Typical desi parents. Always taking things to extremes—years of neglect, and then way too much interference. His father’s idea of helping him seemed to not only be planning his entire life for him, but also shipping him off again, this time to Canada instead of England. Why would Nadim even care to please this man?
“So, he sent you off to marry a good girl because you messed up?”
“Reena, I’m thirty-two. I wanted to do this. We both decided it would be a fresh start for me.”
“What was your big mistake, anyway?”
Nadim stilled.
This was it. The reason for the bailout. Maybe the truth?
“It sounds ridiculous, and I feel all of fifteen years old, but I fell in with a bad crowd. A situation snowballed, and I needed my father’s help to get out of it.”
Father’s help. Wrong crowd. He was one of those troubled daddy needs to bail me out kids. What had he done?
Nadim
knew what she was thinking. “Don’t worry, Reena, it wasn’t illegal or anything. Just a lapse in judgment. Anyway, I promised my father I’d put it behind me,” he continued. “And he helped me do that.”
Reena closed her eyes as the comb scraped behind her ear, causing her to shiver. She didn’t know what to say next. Nadim seemed to have no desire to talk about the details, and maybe for good reason. She could bet his father told him not to tell anyone, especially not her father. And why should Nadim trust Reena? After all, as Dad said, the business was a family business—and she was a Manji.
But she wouldn’t betray him. She didn’t work for her father and had no obligation to carry out his corporate espionage. Dad would judge Nadim for his past. Just like he judged Reena for every mistake she made. She couldn’t subject Nadim to that.

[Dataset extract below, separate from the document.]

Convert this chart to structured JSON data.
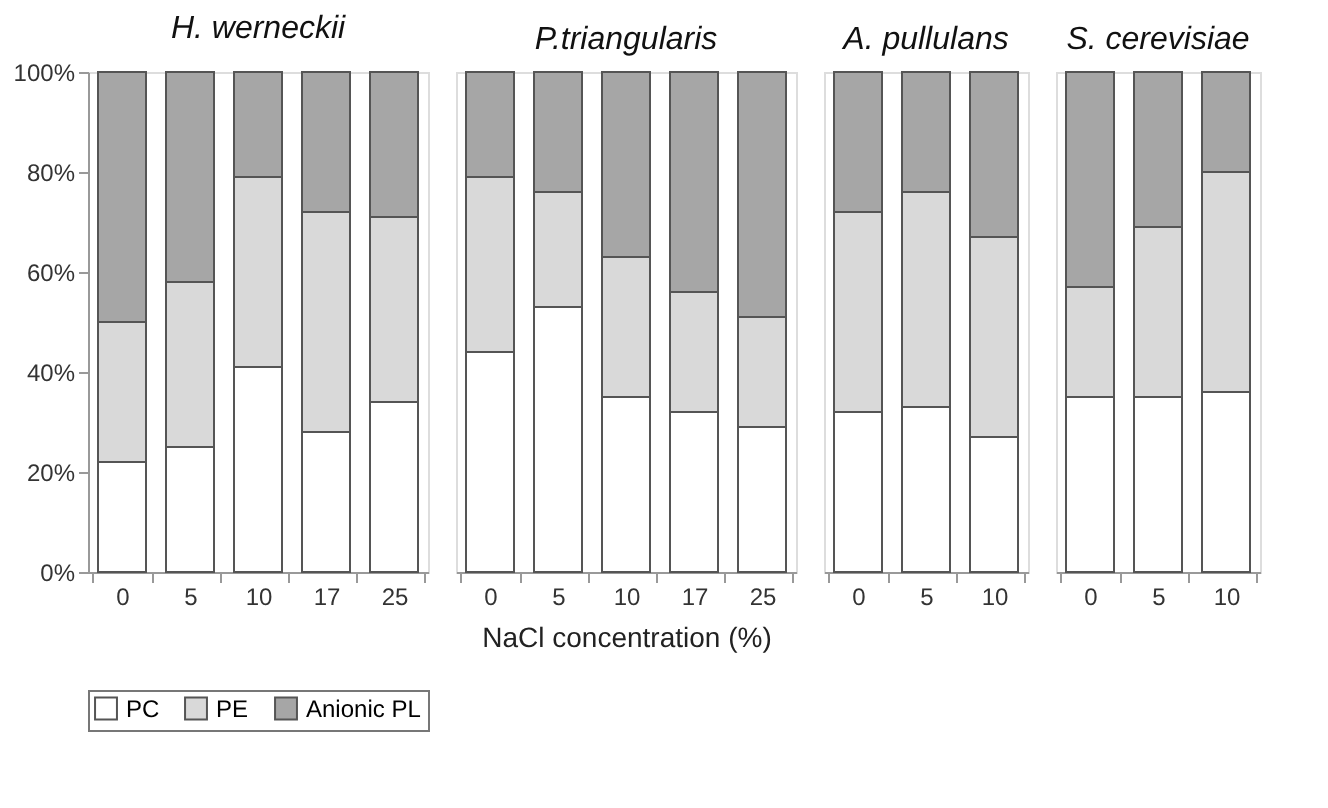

“I think I get it,” she said quietly. “I know I’ve made mistakes, before. Lapses in judgment.”
He silently took the hair tie out of the next segment of hair and started combing. They were both silent for a bit while he worked through her hair. As he gently tilted her head to get behind her other ear, he asked, “Reena, are you glad I moved here?”
What a question. Yesterday, she would have said maybe. Probably. But now? After hearing him tell the truth about why he was here? “Yes. I’m glad you’re here. I’m sorry things went badly for you in London, but I’m glad you’re getting a second chance.” Her voice quieted. “And I’m glad to have you for company when my life is complete shit.”

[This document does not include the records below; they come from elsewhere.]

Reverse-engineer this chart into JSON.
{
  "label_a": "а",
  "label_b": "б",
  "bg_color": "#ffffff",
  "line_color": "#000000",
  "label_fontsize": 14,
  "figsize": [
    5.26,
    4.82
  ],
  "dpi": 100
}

“I’m glad I’m here, too.” She heard the smile in his voice. After a few more runs of the comb, he straightened her head and ran it down the middle of her now fully loose hair. “You have such soft hair,” he murmured, letting his fingers trail down her neck and behind her ear. She shivered again.
“Thank you.”
“It’s a lot longer wet. I guess because the curls are stretched out. No more bungee jumping.” He scraped the comb through the top of her head with his right hand while his left hand dug into the back, raking his fingers through the wet strands.